Fear Not, Pinstripe Faithful

This article is from the archive of The New York Sun before the launch of its new website in 2022. The Sun has neither altered nor updated such articles but will seek to correct any errors, mis-categorizations or other problems introduced during transfer.

The New York Sun

It’s a lot easier to say that it’s too early in the season to tell how things are going to play out than it is to heed that wise counsel. It may be true that six games are only six games, but when four of them are losses and two are wins, and when those wins and losses come in exactly the fashion a nervous Yankees fan might have worried about before the season, it’s easy to understand why that fan might fret that his team is destined to do poorly this year.


The basic problem, or so the theory goes, is that the Yankees are built to win only one way – by scoring lots and lots of runs. Put them in a pitching duel, or more generally in an environment where the ability to score or prevent one run will make the difference, and they’re helpless. Certainly, their incredible lineup can smash anybody – they’ve scored 25 runs in their two wins, 15 of them against former Cy Young winner Barry Zito on opening day and reigning Cy Young winner Bartolo Colon yesterday – but it’s an all-or-nothing approach.


The fear is that it’s going to be “nothing” often enough to leave them chasing the always-dangerous Red Sox and an improved Toronto squad, and pundits are already chastising the team for bad relief pitching and not being able to manufacture runs – but also for scoring too many runs in their victories. This is understandable in a way, since two of the four losses have been by one run, another was by three runs, and the fourth was tied going into the bottom of the eighth inning; how much good does the vaunted offense do if it works either to superfluity or hardly at all?


Fortunately for the Yankees, though, there’s no reason to get hysterical, and not just because they thumped Colon yesterday while holding the defending AL West champions to one run. As much of a truism as it is, you win ballgames by scoring more runs than the other team, and the Yankees are better equipped to do that than any other team in the game.


To put it a slightly different way – and the insight is not original to me – great teams, and even good ones, are less notable for winning the close games than they are for winning the blowouts. This seems a bit counterintuitive, as everyone likes to think of winning ballclubs as being distinguished by their heady play, solid fundamentals, winning spirit, and ability to thrive under pressure. There’s truth in that, but less than is usually made out.


Think of it this way: It’s perfectly common to see the Yankees or Red Sox running up a football score on some hapless opponent. How often do you see a really bad team like the Royals doing that? Not often; if they were capable of doing so regularly they wouldn’t be a really bad team.

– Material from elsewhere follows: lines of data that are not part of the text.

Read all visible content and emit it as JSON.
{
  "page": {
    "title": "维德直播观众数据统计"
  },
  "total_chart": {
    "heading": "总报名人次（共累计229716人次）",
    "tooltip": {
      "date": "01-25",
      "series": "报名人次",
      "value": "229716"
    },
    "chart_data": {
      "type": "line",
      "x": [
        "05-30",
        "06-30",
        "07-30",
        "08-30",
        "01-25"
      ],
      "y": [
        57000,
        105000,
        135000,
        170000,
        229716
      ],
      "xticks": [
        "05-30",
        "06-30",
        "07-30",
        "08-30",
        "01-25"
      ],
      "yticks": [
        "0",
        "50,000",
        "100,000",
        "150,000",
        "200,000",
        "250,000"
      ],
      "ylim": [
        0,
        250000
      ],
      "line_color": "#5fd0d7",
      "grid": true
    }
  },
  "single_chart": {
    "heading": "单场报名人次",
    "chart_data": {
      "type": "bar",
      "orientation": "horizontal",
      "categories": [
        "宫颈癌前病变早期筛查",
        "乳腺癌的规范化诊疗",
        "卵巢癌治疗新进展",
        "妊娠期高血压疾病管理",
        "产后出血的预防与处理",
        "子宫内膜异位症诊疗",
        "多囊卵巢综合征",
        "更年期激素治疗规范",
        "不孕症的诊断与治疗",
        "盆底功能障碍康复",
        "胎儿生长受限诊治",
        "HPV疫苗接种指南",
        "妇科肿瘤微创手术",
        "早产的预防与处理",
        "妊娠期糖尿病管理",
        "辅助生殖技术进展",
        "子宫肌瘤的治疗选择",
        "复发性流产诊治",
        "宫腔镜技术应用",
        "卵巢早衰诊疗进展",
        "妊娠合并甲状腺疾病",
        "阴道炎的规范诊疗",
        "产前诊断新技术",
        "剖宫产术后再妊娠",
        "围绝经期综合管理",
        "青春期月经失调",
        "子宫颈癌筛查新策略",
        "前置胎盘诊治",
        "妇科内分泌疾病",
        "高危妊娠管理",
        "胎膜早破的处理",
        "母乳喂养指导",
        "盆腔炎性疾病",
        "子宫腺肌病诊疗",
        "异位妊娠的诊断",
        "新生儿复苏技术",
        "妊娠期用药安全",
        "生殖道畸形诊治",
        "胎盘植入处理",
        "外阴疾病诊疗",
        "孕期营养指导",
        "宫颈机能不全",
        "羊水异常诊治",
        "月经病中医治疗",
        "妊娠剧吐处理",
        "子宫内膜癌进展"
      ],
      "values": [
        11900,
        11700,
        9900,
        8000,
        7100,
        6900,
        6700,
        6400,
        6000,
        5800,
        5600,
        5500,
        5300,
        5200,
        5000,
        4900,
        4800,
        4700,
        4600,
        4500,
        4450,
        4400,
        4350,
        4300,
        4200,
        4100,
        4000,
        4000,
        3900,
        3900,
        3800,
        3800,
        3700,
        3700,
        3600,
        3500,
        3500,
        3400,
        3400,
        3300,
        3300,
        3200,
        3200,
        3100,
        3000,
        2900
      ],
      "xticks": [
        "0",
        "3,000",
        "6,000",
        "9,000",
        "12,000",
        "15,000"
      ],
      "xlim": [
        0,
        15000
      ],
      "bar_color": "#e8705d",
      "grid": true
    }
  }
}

One-run games, on the other hand, are largely decided by luck. Smart play, good managing, and relief pitching certainly help, but watch any one-run game and you’ll see a bad hop, a bad call, or a lucky break that could have gone the other way and led to a different result. Over time all of this tends to even out. Building a team to win one-run games, or managing it with that goal in mind, is building a house on a shaky foundation.


Last year, the Yankees scored 886 runs while playing their home games in a reasonably good pitchers’ park; in all, they probably had the best offense in baseball, just a hair better than Boston’s. In their 95 wins, the Yanks averaged 7.13 runs; in their 67 losses, 3.12. I suspect that if you figured these numbers for every team in the league you’d see a similar split. It’s not a problem for the Yanks to score lots of runs in their wins and few in their losses; that’s what every team does. It’s only a problem if there’s something inherent in their offense that would make them likely not to score a lot of runs very often.


The Yankees, of course, for all their problems, cannot be said to have this one. They have four MVP-caliber hitters in the lineup, and another four All-Star caliber ones behind them; that’s no guarantee of success, but it’s about as much bet-hedging as any team can do. That in six games against two of the four best pitching staffs in the league they only ran up laughable scores in two of them isn’t evidence that there’s something wrong with the team, and the fact that all of those games were winnable is, in fact, evidence that the team is sound and has as good a chance of winning as we thought they did a week ago.


Tomorrow the Yankees will begin a three-game set with the Kansas City Royals, the worst team in baseball and one with a reasonable shot of losing more games in a season than any team ever has. In all likelihood they’ll pound the snot out of the Royals, run up at least one of those football scores, and coast into a set with a fine Twins team that has a downright scary pitching staff and will make them look much worse. These are just the ups and downs of the season, and the Yankees are on the right course.